Polished Plaster – Decorative Finishes
In the last decade, homeowners and interior designers contemplating painting and decorating their walls and ceilings are finding that they don’t necessarily need to rely on artisans to make their home or commercial buildings look like a Roman villa. Polished plaster is a generic term referring to the various decorative finishes that can be created using the original Italian plasters or the plethora of new and improved plasters that are being created. Polished plaster is making a resurgence in popularity primarily because it’s becoming readily available, and it’s much easier to apply. People don’t need to rely on artisans whose recipes have been handed down from one generation to the next to source a supply of polished plaster that they can use. Polished plaster comes in virtually as many colours as paint. And with the advent of the internet, people can now watch as many “How To” demonstrations as they need to learn how to apply it. With just a little effort, a homeowner can now create and enhance the look and value of his home in ways that only the very wealthy could afford a century ago, or an interior designer can use one of the businesses popping up all over to provide their customers with a classic Greek look at a fraction of the cost.
Types of Plaster
The original underlying plaster is known as Venetian plaster, which is essentially a putty made by mixing fired limestone with water, and it makes a lime plaster, also known as Venetian plaster, that reacts with carbon dioxide in the air, once applied, to form limestone again. Essentially, this creates a layer of limestone on the wall. By adding marble dust, a polished surface could look like a wall of marble. The original Venetian plaster was applied by adding layer after layer onto the surface and polishing it, referred to as “burnishing,” to produce a specific texture. Other materials like sand or granite can be added to the plaster to provide a virtual spectrum of plasters that have their unique texture, appearance, and application. One of the more well-known plasters includes marmorino dating back to ancient Roman times.
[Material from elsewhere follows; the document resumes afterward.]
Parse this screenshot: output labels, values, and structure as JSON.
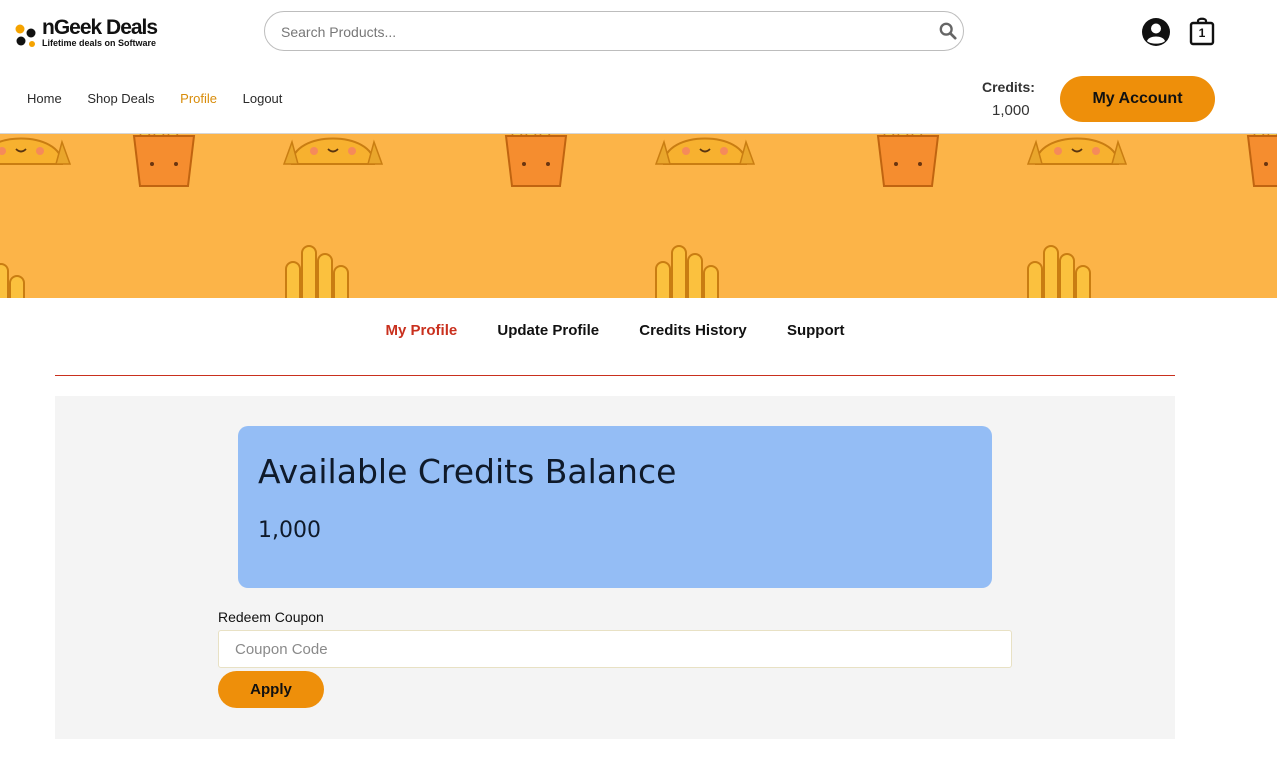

Along with the limestone, craftsmen added ground terra cotta, stone, and marble, creating a plaster that also had some uniquely water-resistant characteristics making it extremely useful on exterior surfaces and interior rooms like bathrooms and kitchens where water was present. There are virtually thousands of different plaster recipes available, but they don’t include the indigenous varieties that experienced craftsmen produce to create a unique texture and appearance.
History of Plaster
There is evidence of plasters being used near Mesopotamia and what is now the Middle East as early as 9000 BC. Recognizing its excellent water-resistant properties, the Ancient Egyptians are generally credited with developing the use of polished plaster in their architecture. Around 900 BC, the use of plaster spread to Europe and other civilizations around the Mediterranean Sea. The Greek and Roman cultures were flourishing during this era, and they proceeded to experiment and improve on it. The technique of adding marble dust to produce an extremely durable, smooth, lustrous finish was used until the fall of the Roman Empire and was not rediscovered until the Renaissance period. During this period, the application of plaster became the primary cover for the interior and exterior of buildings, which explains why there are palaces and cathedrals all over Europe over five hundred years old. With the Roman Catholic Church in power during this era, it’s not surprising that the Venetians were recognized as the most skilled developing the recipes and techniques used around the rest of Europe.